1959 also showed the first active HIV infection. A man in the Congo proved to be positive for two of six of the genes that make up the AIDS disease. His blood was preserved and later tested. Consequently, the first case of AIDS in America occurred in 1959. A Haitian man in New York City died of pneumocystis carinii, a common problem for those with AIDS. Dr. Gordon Hennigar examined the man's corpse and believed AIDS was responsible for the death.

1969 was the next time that AIDS would show itself in America. A teenager in St. Louis was found to have died of an illness that left his doctors clueless. In 1987, tests confirmed that the boy had indeed died of AIDS.

This fierce disease continued its rampage and in 1975 the symptoms of AIDS began to appear throughout Africa. In the next several years, the disease ran rampant around the world. Its widespread outbreak was proven when in 1976 a Norwegian sailor died of AIDS and it was believed that he contracted the virus in Africa in the 1960's.

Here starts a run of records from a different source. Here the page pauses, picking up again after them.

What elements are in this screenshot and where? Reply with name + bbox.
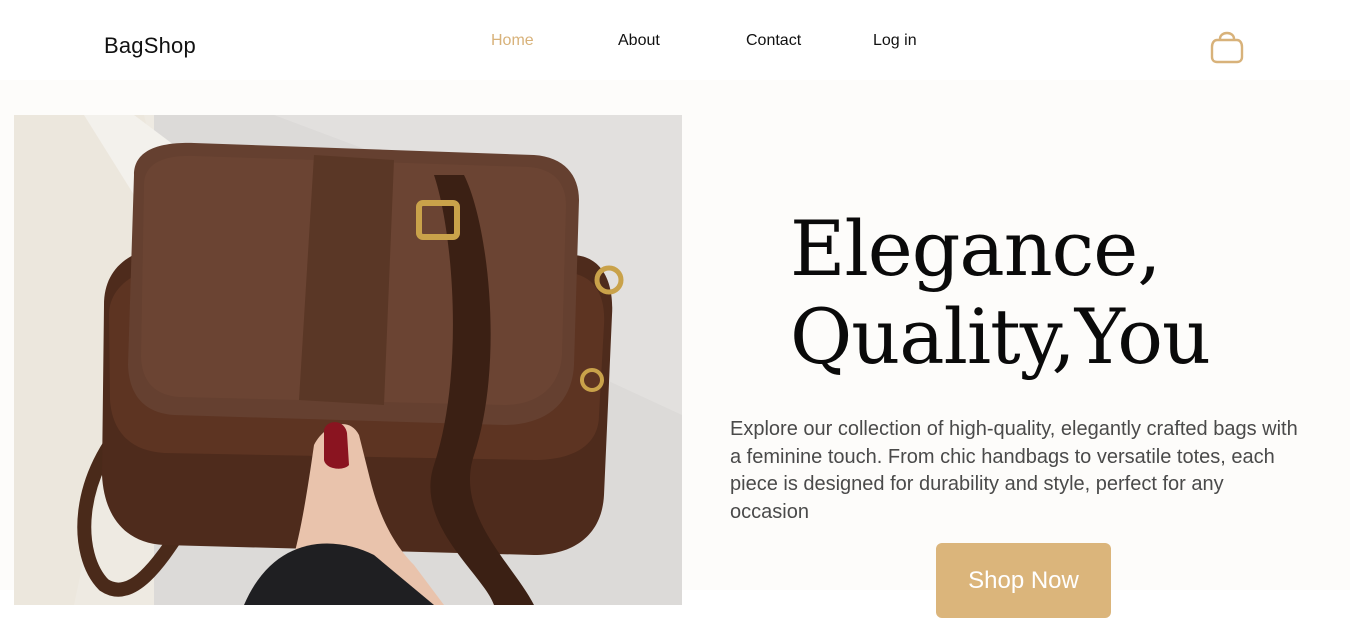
headline-line-2: Quality,You: [790, 292, 1211, 381]
brand-logo[interactable]: BagShop: [104, 33, 196, 59]
nav-link-home[interactable]: Home: [491, 32, 534, 50]
hero-description: Explore our collection of high-quality, …: [730, 418, 1298, 523]
hero-product-image: [14, 115, 682, 605]
shop-now-button[interactable]: Shop Now: [936, 543, 1111, 618]
hero-headline: Elegance, Quality,You: [790, 205, 1310, 381]
nav-link-contact[interactable]: Contact: [746, 32, 801, 50]
hero-section: Elegance, Quality,You Explore our collec…: [0, 80, 1350, 618]
nav-link-about[interactable]: About: [618, 32, 660, 50]
site-header: BagShop Home About Contact Log in: [0, 0, 1350, 80]
headline-line-1: Elegance,: [790, 204, 1161, 293]
shopping-bag-icon[interactable]: [1209, 27, 1245, 65]
nav-link-login[interactable]: Log in: [873, 32, 917, 50]
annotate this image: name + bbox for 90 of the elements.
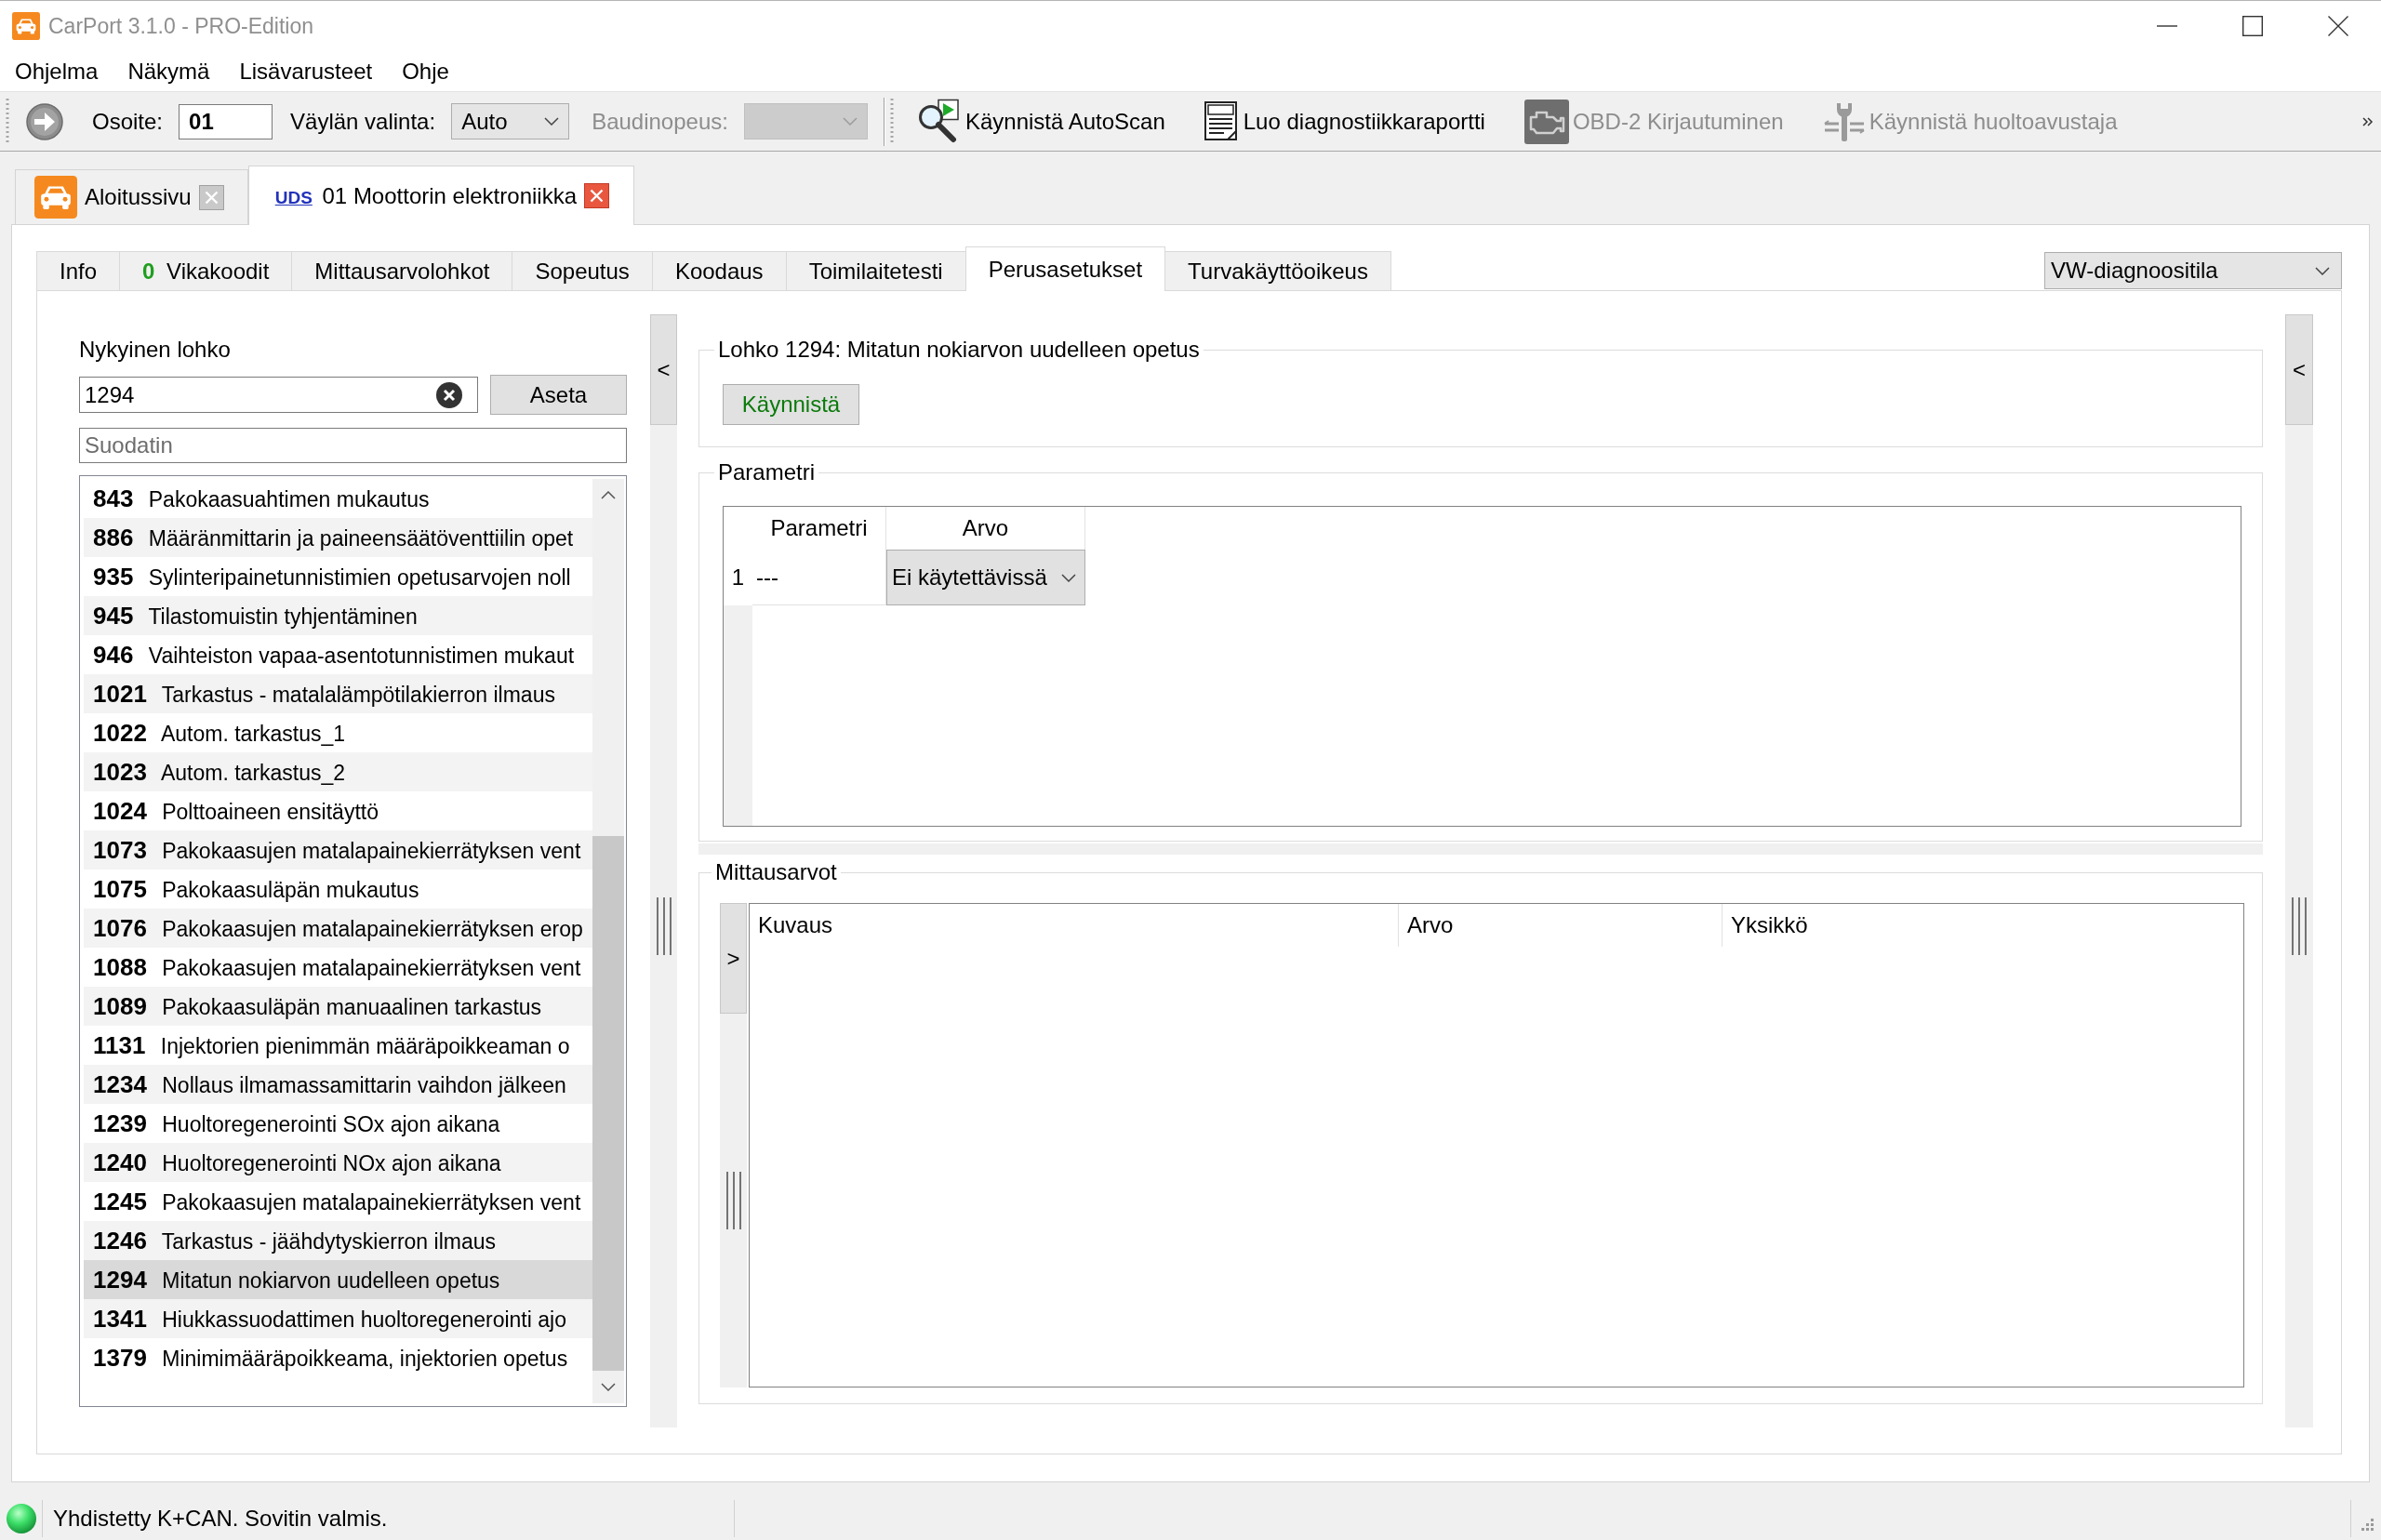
close-icon xyxy=(2328,16,2348,36)
tab[interactable]: Koodaus xyxy=(651,251,787,290)
arrow-right-icon xyxy=(26,102,63,140)
tab[interactable]: Perusasetukset xyxy=(964,246,1166,291)
car-icon xyxy=(34,176,77,219)
toolbar-button[interactable]: Luo diagnostiikkaraportti xyxy=(1192,95,1496,148)
list-item[interactable]: 1294 Mitatun nokiarvon uudelleen opetus xyxy=(84,1260,592,1299)
bus-dropdown[interactable]: Auto xyxy=(451,103,570,139)
menu-item[interactable]: Näkymä xyxy=(113,51,225,91)
list-item[interactable]: 945 Tilastomuistin tyhjentäminen xyxy=(84,596,592,635)
row-number: 1 xyxy=(730,564,746,591)
group-title: Mittausarvot xyxy=(714,859,838,885)
clear-icon[interactable] xyxy=(436,381,462,408)
grip-icon[interactable] xyxy=(725,1172,742,1229)
document-icon xyxy=(1204,100,1240,142)
minimize-icon xyxy=(2157,25,2177,27)
go-button[interactable] xyxy=(26,102,63,140)
field-label: Osoite: xyxy=(92,108,164,135)
list-item[interactable]: 1022 Autom. tarkastus_1 xyxy=(84,713,592,752)
list-item[interactable]: 1088 Pakokaasujen matalapainekierrätyksen vent xyxy=(84,948,592,987)
tab[interactable]: Toimilaitetesti xyxy=(785,251,966,290)
column-header: Parametri xyxy=(752,507,886,550)
maximize-icon xyxy=(2242,16,2263,36)
resize-grip-icon[interactable] xyxy=(2361,1518,2374,1531)
status-text: Yhdistetty K+CAN. Sovitin valmis. xyxy=(53,1506,389,1532)
list-item[interactable]: 1024 Polttoaineen ensitäyttö xyxy=(84,791,592,830)
list-item[interactable]: 843 Pakokaasuahtimen mukautus xyxy=(84,479,592,518)
grip-icon[interactable] xyxy=(6,98,9,145)
list-item[interactable]: 935 Sylinteripainetunnistimien opetusarvojen noll xyxy=(84,557,592,596)
group-title: Parametri xyxy=(717,459,817,485)
block-field[interactable]: 1294 xyxy=(79,377,478,413)
engine-icon xyxy=(1523,99,1569,144)
window-title: CarPort 3.1.0 - PRO-Edition xyxy=(48,13,314,39)
toolbar-button[interactable]: Käynnistä AutoScan xyxy=(904,95,1177,148)
start-button[interactable]: Käynnistä xyxy=(723,384,859,425)
filter-field[interactable]: Suodatin xyxy=(79,428,627,463)
group-title: Lohko 1294: Mitatun nokiarvon uudelleen opetus xyxy=(717,337,1201,363)
list-item[interactable]: 1076 Pakokaasujen matalapainekierrätyksen erop xyxy=(84,909,592,948)
list-item[interactable]: 946 Vaihteiston vapaa-asentotunnistimen mukaut xyxy=(84,635,592,674)
menu-item[interactable]: Ohje xyxy=(387,51,464,91)
tab[interactable]: 0 Vikakoodit xyxy=(119,251,293,290)
column-header: Yksikkö xyxy=(1722,904,2243,947)
field-label: Nykyinen lohko xyxy=(79,337,231,363)
collapse-button[interactable]: < xyxy=(650,314,677,425)
list-item[interactable]: 1131 Injektorien pienimmän määräpoikkeaman o xyxy=(84,1026,592,1065)
chevron-down-icon xyxy=(2315,266,2330,275)
list-item[interactable]: 886 Määränmittarin ja paineensäätöventtiilin opet xyxy=(84,518,592,557)
tab[interactable]: Mittausarvolohkot xyxy=(291,251,513,290)
list-item[interactable]: 1089 Pakokaasuläpän manuaalinen tarkastus xyxy=(84,987,592,1026)
car-icon xyxy=(12,12,40,40)
chevron-double-right-icon[interactable] xyxy=(2362,115,2374,127)
list-item[interactable]: 1239 Huoltoregenerointi SOx ajon aikana xyxy=(84,1104,592,1143)
field-label: Baudinopeus: xyxy=(592,108,728,135)
address-field[interactable]: 01 xyxy=(179,103,273,139)
document-tab[interactable]: Aloitussivu xyxy=(15,169,248,224)
list-item[interactable]: 1341 Hiukkassuodattimen huoltoregenerointi ajo xyxy=(84,1299,592,1338)
menu-item[interactable]: Ohjelma xyxy=(0,51,113,91)
list-item[interactable]: 1021 Tarkastus - matalalämpötilakierron ilmaus xyxy=(84,674,592,713)
list-item[interactable]: 1240 Huoltoregenerointi NOx ajon aikana xyxy=(84,1143,592,1182)
field-label: Väylän valinta: xyxy=(290,108,436,135)
chevron-down-icon xyxy=(544,117,560,126)
chevron-down-icon[interactable] xyxy=(601,1383,616,1391)
tab[interactable]: Sopeutus xyxy=(512,251,653,290)
list-item[interactable]: 1245 Pakokaasujen matalapainekierrätyksen vent xyxy=(84,1182,592,1221)
chevron-down-icon xyxy=(1061,573,1076,582)
collapse-button[interactable]: < xyxy=(2285,314,2313,425)
set-button[interactable]: Aseta xyxy=(490,375,627,415)
chevron-down-icon xyxy=(842,117,858,126)
list-item[interactable]: 1234 Nollaus ilmamassamittarin vaihdon jälkeen xyxy=(84,1065,592,1104)
close-icon[interactable] xyxy=(198,184,224,210)
list-item[interactable]: 1023 Autom. tarkastus_2 xyxy=(84,752,592,791)
scrollbar-thumb[interactable] xyxy=(592,836,624,1371)
close-icon[interactable] xyxy=(584,183,609,208)
value-dropdown[interactable]: Ei käytettävissä xyxy=(886,550,1085,605)
grip-icon[interactable] xyxy=(655,897,672,955)
grip-icon[interactable] xyxy=(2291,897,2308,955)
list-item[interactable]: 1073 Pakokaasujen matalapainekierrätyksen vent xyxy=(84,830,592,870)
mode-dropdown[interactable]: VW-diagnoositila xyxy=(2044,252,2342,289)
menu-item[interactable]: Lisävarusteet xyxy=(224,51,388,91)
list-item[interactable]: 1075 Pakokaasuläpän mukautus xyxy=(84,870,592,909)
document-tab[interactable]: UDS 01 Moottorin elektroniikka xyxy=(247,166,634,225)
column-header: Arvo xyxy=(1398,904,1722,947)
chevron-up-icon[interactable] xyxy=(601,491,616,499)
list-item[interactable]: 1379 Minimimääräpoikkeama, injektorien opetus xyxy=(84,1338,592,1377)
list-item[interactable]: 1246 Tarkastus - jäähdytyskierron ilmaus xyxy=(84,1221,592,1260)
tab[interactable]: Info xyxy=(36,251,121,290)
grip-icon[interactable] xyxy=(889,98,894,145)
tab[interactable]: Turvakäyttöoikeus xyxy=(1164,251,1391,290)
column-header: Kuvaus xyxy=(757,911,834,939)
expand-button[interactable]: > xyxy=(720,903,747,1014)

The African nation proved to have further cases of the disease spreading when in 1977 a man from Denmark and a woman from San Francisco were found to be infected with the disease, with both cases coming from the African continent. Unfortunately the San Francisco woman was a mother who had given birth to three children. All of her children were tested positive for the disease.

HIV-2 was first diagnosed in 1978, occurring in a Portuguese man who claimed he probably got infected in Guinea-Bissau.

In 1980, a man named Gaetan Dugas traveled to the bathhouses of New York and likely introduced the disease to America in a major way. He became known as "Patient Zero" due to the wide spread of the infection that he caused.

In 1984, the HIV virus as it is known today became officially recognized by the United States. Dr. Robert Gallo was credited with discovering the virus as well as stating his belief that the virus was what was actually causing AIDS. This was a significant breakthrough since up to this time there were simply ideas that the variety of activities abundant in the homosexual community were responsible for the contraction and spread of the disease.

Dr. Gallo continued to push the advances of AIDS research in the medical community and in 1996 he ultimately discovered that a compound known as chemokines can be helpful in slowing the progression of the disease. This singular advance proved extremely beneficial to AIDS patients everywhere.

Understanding the historical significance in the timeline of AIDS helps us to better understand from where we have come and how much farther we have to go in conquering this beast of a disease.